Re: [PATCH] KVM: nVMX: Morph notification vector IRQ on nested VM-Enter to pending PI

Jim Mattson <jmattson@xxxxxxxxxx> · Tue, 6 Oct 2020 10:36:09 -0700

On Wed, Aug 12, 2020 at 10:51 AM Sean Christopherson
<sean.j.christopherson@xxxxxxxxx> wrote:
>
> On successful nested VM-Enter, check for pending interrupts and convert
> the highest priority interrupt to a pending posted interrupt if it
> matches L2's notification vector.  If the vCPU receives a notification
> interrupt before nested VM-Enter (assuming L1 disables IRQs before doing
> VM-Enter), the pending interrupt (for L1) should be recognized and
> processed as a posted interrupt when interrupts become unblocked after
> VM-Enter to L2.
>
> This fixes a bug where L1/L2 will get stuck in an infinite loop if L1 is
> trying to inject an interrupt into L2 by setting the appropriate bit in
> L2's PIR and sending a self-IPI prior to VM-Enter (as opposed to KVM's
> method of manually moving the vector from PIR->vIRR/RVI).  KVM will
> observe the IPI while the vCPU is in L1 context and so won't immediately
> morph it to a posted interrupt for L2.  The pending interrupt will be
> seen by vmx_check_nested_events(), cause KVM to force an immediate exit
> after nested VM-Enter, and eventually be reflected to L1 as a VM-Exit.
> After handling the VM-Exit, L1 will see that L2 has a pending interrupt
> in PIR, send another IPI, and repeat until L2 is killed.
>
> Note, posted interrupts require virtual interrupt deliveriy, and virtual
> interrupt delivery requires exit-on-interrupt, ergo interrupts will be
> unconditionally unmasked on VM-Enter if posted interrupts are enabled.
>
> Fixes: 705699a13994 ("KVM: nVMX: Enable nested posted interrupt processing")
> Cc: stable@xxxxxxxxxxxxxxx
> Cc: Liran Alon <liran.alon@xxxxxxxxxx>
> Signed-off-by: Sean Christopherson <sean.j.christopherson@xxxxxxxxx>
> ---
I don't think this is the best fix.

I believe the real problem is the way that external and posted
interrupts are handled in vmx_check_nested_events().

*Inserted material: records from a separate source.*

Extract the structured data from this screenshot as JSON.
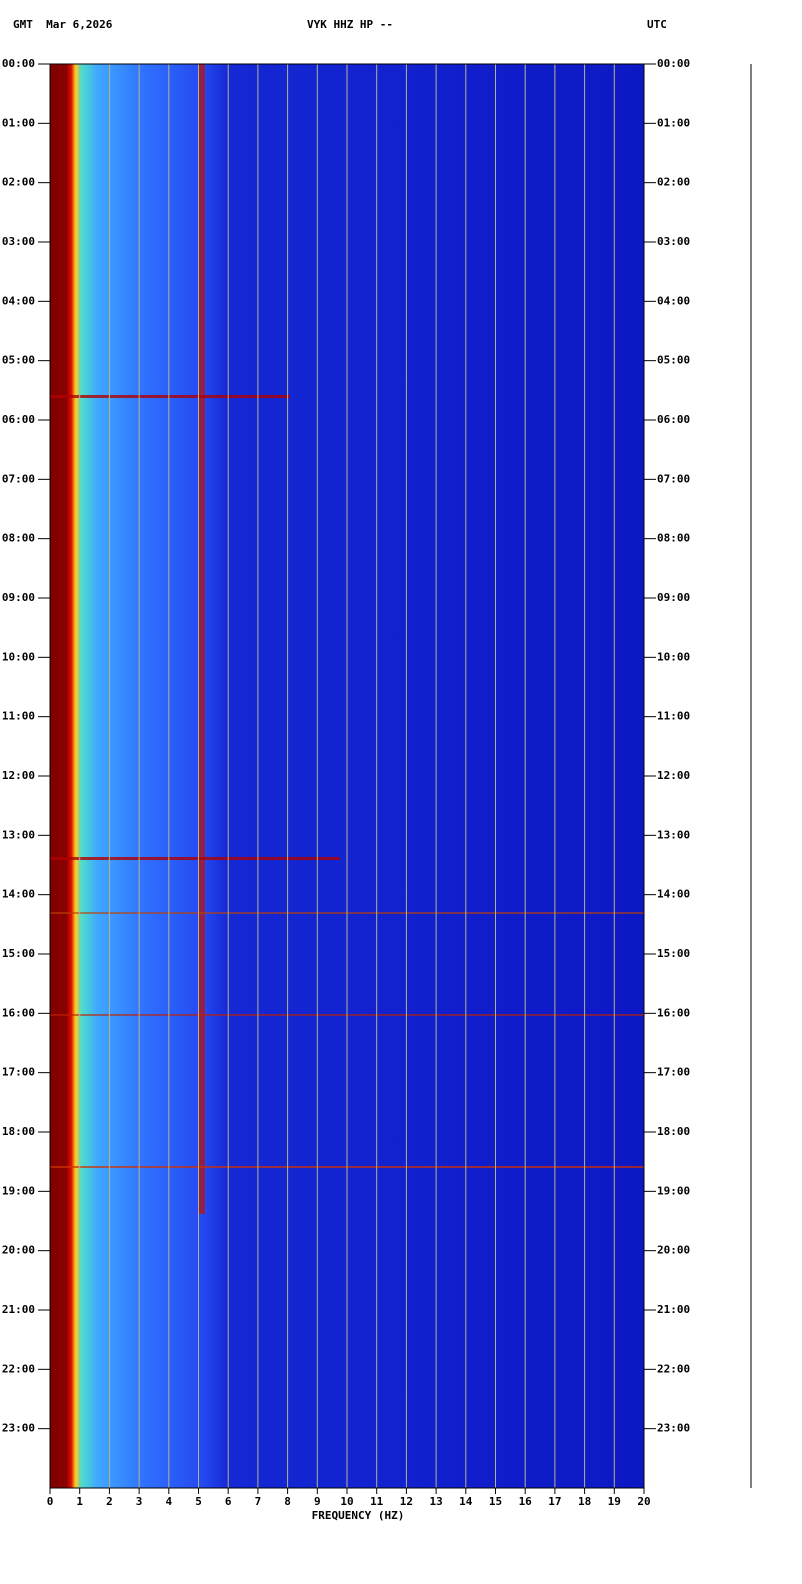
{
  "header": {
    "left": "GMT  Mar 6,2026",
    "center": "VYK HHZ HP --",
    "right": "UTC"
  },
  "chart_data": {
    "type": "spectrogram",
    "xlabel": "FREQUENCY (HZ)",
    "xlim": [
      0,
      20
    ],
    "xticks": [
      0,
      1,
      2,
      3,
      4,
      5,
      6,
      7,
      8,
      9,
      10,
      11,
      12,
      13,
      14,
      15,
      16,
      17,
      18,
      19,
      20
    ],
    "ylim": [
      0,
      24
    ],
    "yticks": [
      {
        "value": 0,
        "label": "00:00"
      },
      {
        "value": 1,
        "label": "01:00"
      },
      {
        "value": 2,
        "label": "02:00"
      },
      {
        "value": 3,
        "label": "03:00"
      },
      {
        "value": 4,
        "label": "04:00"
      },
      {
        "value": 5,
        "label": "05:00"
      },
      {
        "value": 6,
        "label": "06:00"
      },
      {
        "value": 7,
        "label": "07:00"
      },
      {
        "value": 8,
        "label": "08:00"
      },
      {
        "value": 9,
        "label": "09:00"
      },
      {
        "value": 10,
        "label": "10:00"
      },
      {
        "value": 11,
        "label": "11:00"
      },
      {
        "value": 12,
        "label": "12:00"
      },
      {
        "value": 13,
        "label": "13:00"
      },
      {
        "value": 14,
        "label": "14:00"
      },
      {
        "value": 15,
        "label": "15:00"
      },
      {
        "value": 16,
        "label": "16:00"
      },
      {
        "value": 17,
        "label": "17:00"
      },
      {
        "value": 18,
        "label": "18:00"
      },
      {
        "value": 19,
        "label": "19:00"
      },
      {
        "value": 20,
        "label": "20:00"
      },
      {
        "value": 21,
        "label": "21:00"
      },
      {
        "value": 22,
        "label": "22:00"
      },
      {
        "value": 23,
        "label": "23:00"
      }
    ],
    "grid": true,
    "grid_color": "#b4b48c"
  }
}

First of all, I believe that the existing call to
vmx_complete_nested_posted_interrupt() at the end of
vmx_check_nested_events() is far too aggressive. Unless I am missing
something in the SDM, posted interrupt processing is *only* triggered
when the notification vector is received in VMX non-root mode. It is
not triggered on VM-entry.

Looking back one block, we have:

if (kvm_cpu_has_interrupt(vcpu) && !vmx_interrupt_blocked(vcpu)) {
    if (block_nested_events)
        return -EBUSY;
    if (!nested_exit_on_intr(vcpu))
        goto no_vmexit;
    nested_vmx_vmexit(vcpu, EXIT_REASON_EXTERNAL_INTERRUPT, 0, 0);
    return 0;
}

If nested_exit_on_intr() is true, we should first check to see if
"acknowledge interrupt on exit" is set. If so, we should acknowledge
the interrupt right here, with a call to kvm_cpu_get_interrupt(),
rather than deep in the guts of nested_vmx_vmexit(). If the vector we
get is the notification vector from VMCS12, then we should call
vmx_complete_nested_posted_interrupt(). Otherwise, we should call
nested_vmx_vmexit(EXIT_REASON_EXTERNAL_INTERRUPT) as we do now.

Furthermore, vmx_complete_nested_posted_interrupt() should write to
the L1 EOI register, as indicated in step 4 of the 7-step sequence
detailed in section 29.6 of the SDM, volume 3. It skips this step
today.